I hope you can answer me and thank you indeed
 A: When you study a optimization problem theoretically, scaling does not matter. However, sometimes one adds a scaling factor, such that the derivative is a little bit simpler, e.g., instead of $x^2$ one likes to minimize $\frac12 x^2$.
However, scaling is of importance for the numerically solution. If your optimization method is not scaling invariant, then you get a different sequence of iterates (not only due to rounding errors). Newton's method, e.g., is affine invariant, i.e., if you do an affine transformation of your optimization problem, you get (up to the transformation) the same sequence of iterates.
A: Beyond the numerical efficiency perspective there is also an impact on the model.

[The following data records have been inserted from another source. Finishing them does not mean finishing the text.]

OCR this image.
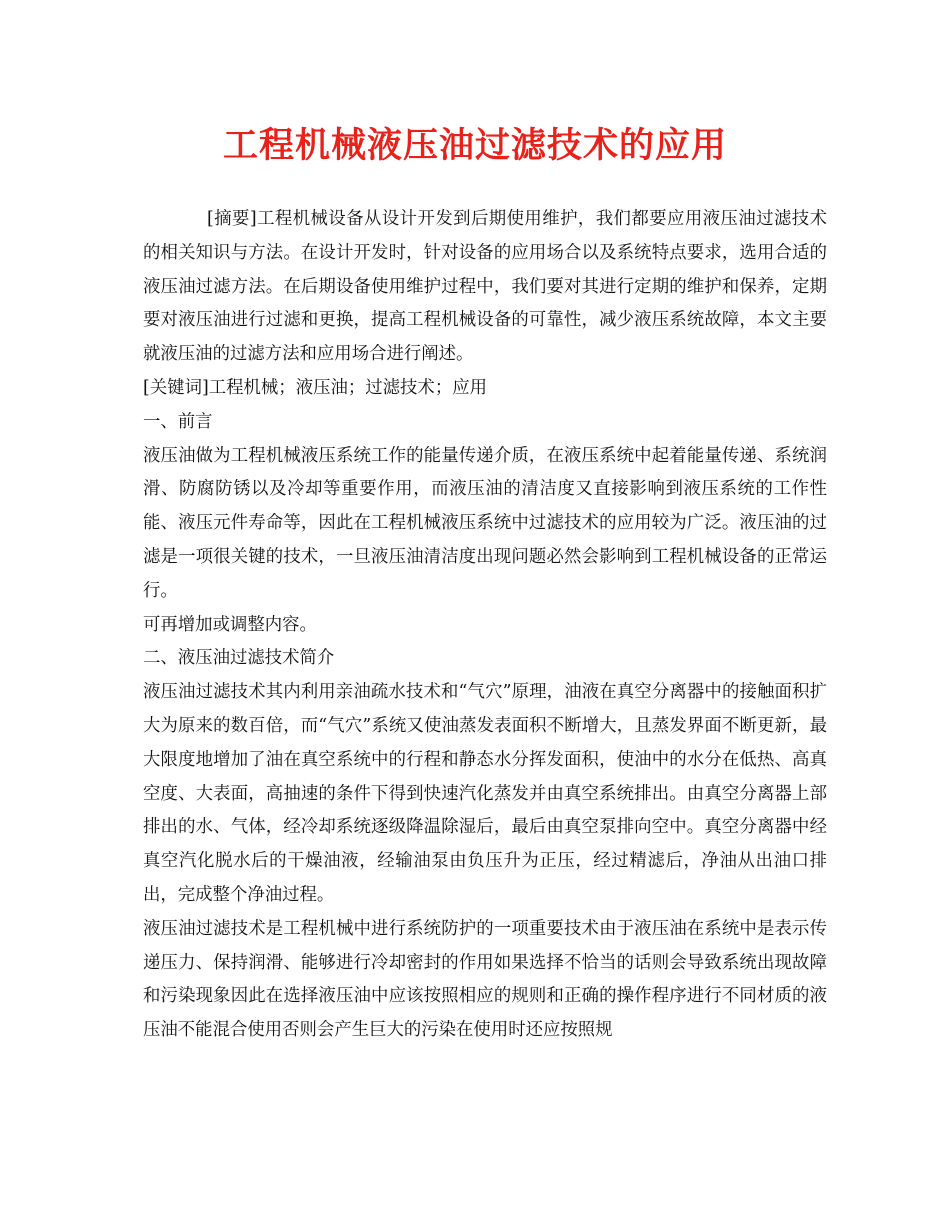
工程机械液压油过滤技术的应用

[摘要]工程机械设备从设计开发到后期使用维护，我们都要应用液压油过滤技术的相关知识与方法。在设计开发时，针对设备的应用场合以及系统特点要求，选用合适的液压油过滤方法。在后期设备使用维护过程中，我们要对其进行定期的维护和保养，定期要对液压油进行过滤和更换，提高工程机械设备的可靠性，减少液压系统故障，本文主要就液压油的过滤方法和应用场合进行阐述。

[关键词]工程机械；液压油；过滤技术；应用

一、前言

液压油做为工程机械液压系统工作的能量传递介质，在液压系统中起着能量传递、系统润滑、防腐防锈以及冷却等重要作用，而液压油的清洁度又直接影响到液压系统的工作性能、液压元件寿命等，因此在工程机械液压系统中过滤技术的应用较为广泛。液压油的过滤是一项很关键的技术，一旦液压油清洁度出现问题必然会影响到工程机械设备的正常运行。

可再增加或调整内容。

二、液压油过滤技术简介

液压油过滤技术其内利用亲油疏水技术和“气穴”原理，油液在真空分离器中的接触面积扩大为原来的数百倍，而“气穴”系统又使油蒸发表面积不断增大，且蒸发界面不断更新，最大限度地增加了油在真空系统中的行程和静态水分挥发面积，使油中的水分在低热、高真空度、大表面，高抽速的条件下得到快速汽化蒸发并由真空系统排出。由真空分离器上部排出的水、气体，经冷却系统逐级降温除湿后，最后由真空泵排向空中。真空分离器中经真空汽化脱水后的干燥油液，经输油泵由负压升为正压，经过精滤后，净油从出油口排出，完成整个净油过程。

液压油过滤技术是工程机械中进行系统防护的一项重要技术由于液压油在系统中是表示传递压力、保持润滑、能够进行冷却密封的作用如果选择不恰当的话则会导致系统出现故障和污染现象因此在选择液压油中应该按照相应的规则和正确的操作程序进行不同材质的液压油不能混合使用否则会产生巨大的污染在使用时还应按照规
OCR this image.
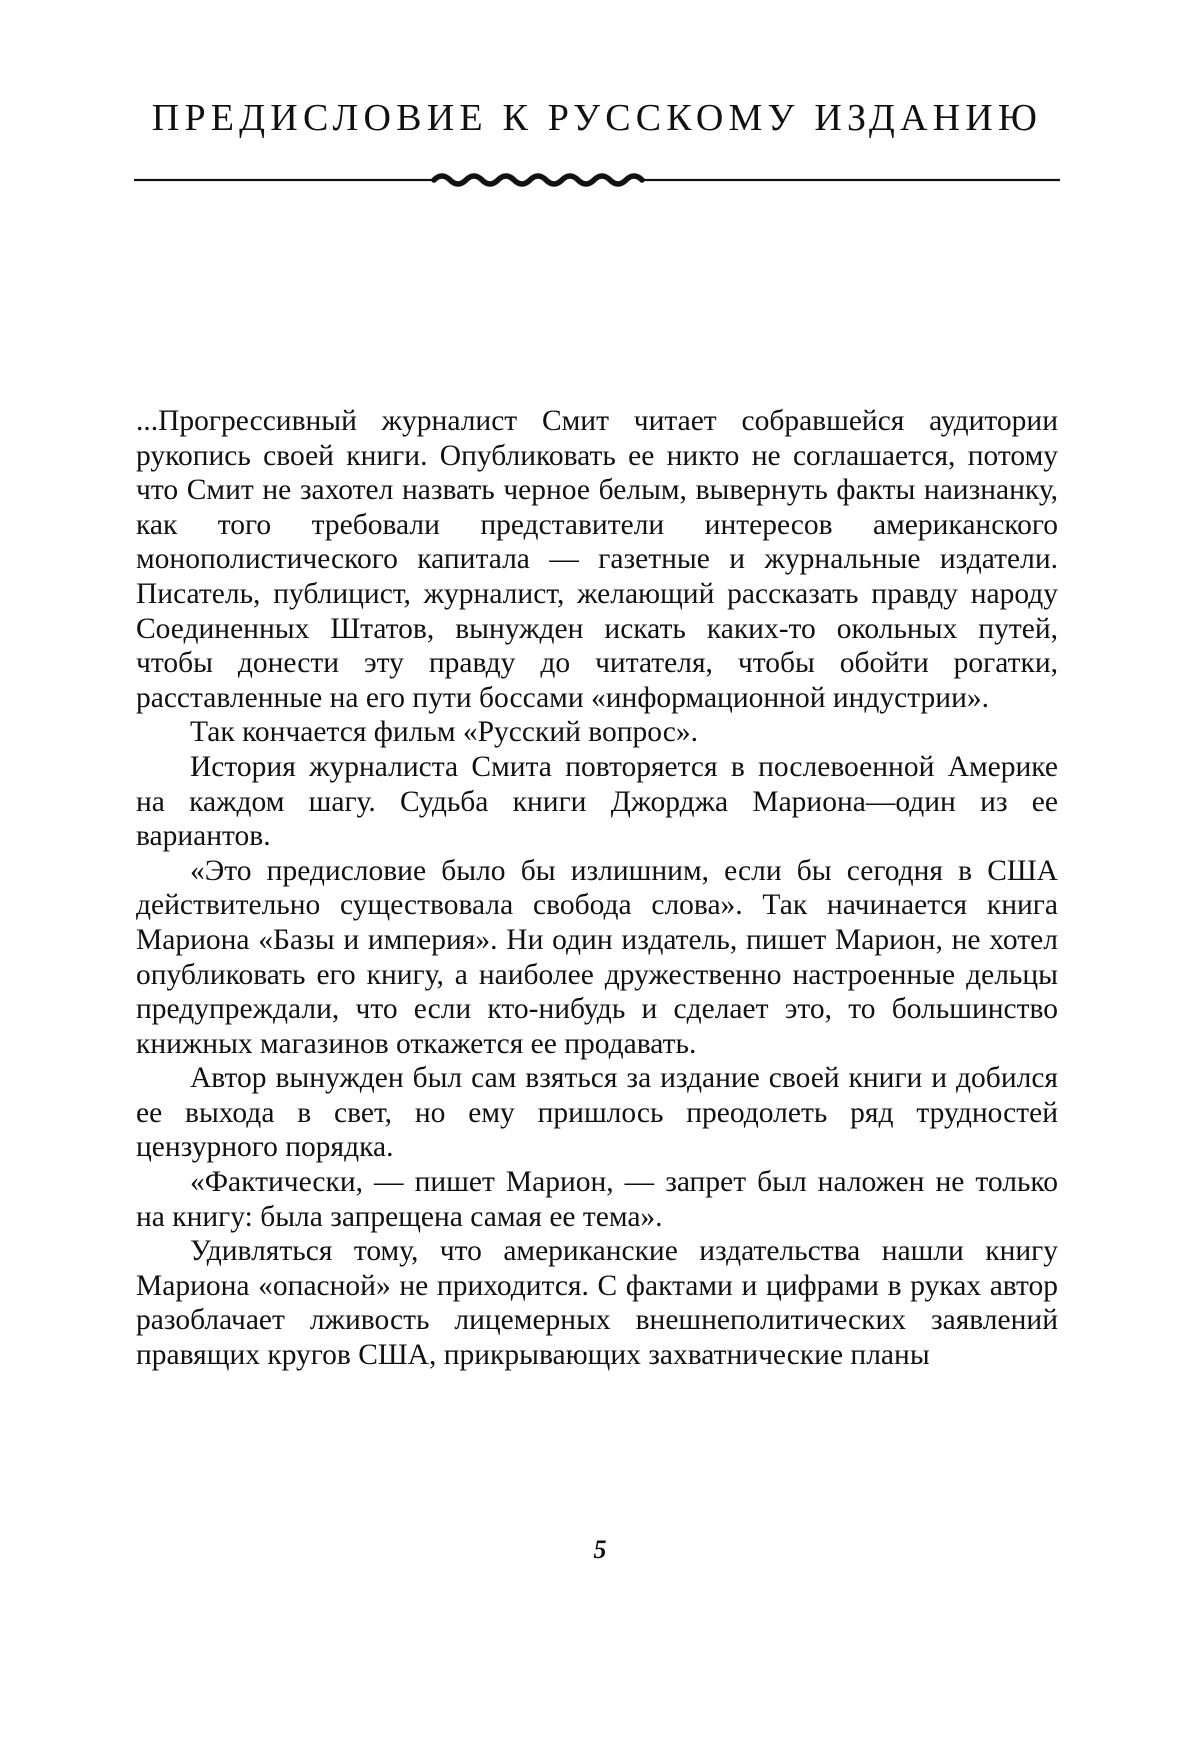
ПРЕДИСЛОВИЕ К РУССКОМУ ИЗДАНИЮ

...Прогрессивный журналист Смит читает собравшейся аудитории рукопись своей книги. Опубликовать ее никто не соглашается, потому что Смит не захотел назвать черное белым, вывернуть факты наизнанку, как того требовали представители интересов американского монополистического капитала — газетные и журнальные издатели. Писатель, публицист, журналист, желающий рассказать правду народу Соединенных Штатов, вынужден искать каких-то окольных путей, чтобы донести эту правду до читателя, чтобы обойти рогатки, расставленные на его пути боссами «информационной индустрии».

Так кончается фильм «Русский вопрос».

История журналиста Смита повторяется в послевоенной Америке на каждом шагу. Судьба книги Джорджа Мариона—один из ее вариантов.

«Это предисловие было бы излишним, если бы сегодня в США действительно существовала свобода слова». Так начинается книга Мариона «Базы и империя». Ни один издатель, пишет Марион, не хотел опубликовать его книгу, а наиболее дружественно настроенные дельцы предупреждали, что если кто-нибудь и сделает это, то большинство книжных магазинов откажется ее продавать.

Автор вынужден был сам взяться за издание своей книги и добился ее выхода в свет, но ему пришлось преодолеть ряд трудностей цензурного порядка.

«Фактически, — пишет Марион, — запрет был наложен не только на книгу: была запрещена самая ее тема».

Удивляться тому, что американские издательства нашли книгу Мариона «опасной» не приходится. С фактами и цифрами в руках автор разоблачает лживость лицемерных внешнеполитических заявлений правящих кругов США, прикрывающих захватнические планы

5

If your feature variables are scaled then your objective function needs to be scaled, otherwise you would need disproportionately large coefficients to get to the same target value.
Scaling on power law distributed objective functions also give skewed results.
These objective functions require sublinear transformations.
From Skiena's Data Science Design Manual p276:
"Small-scale variables need small-scale targets, in order to be realized using small-scale
coefficients. Trying to predict GDP from Z-scored variables will require
enormously large coefficients. How else could you get to trillions of dollars from
a linear combination of variables ranging from -3 to +3?"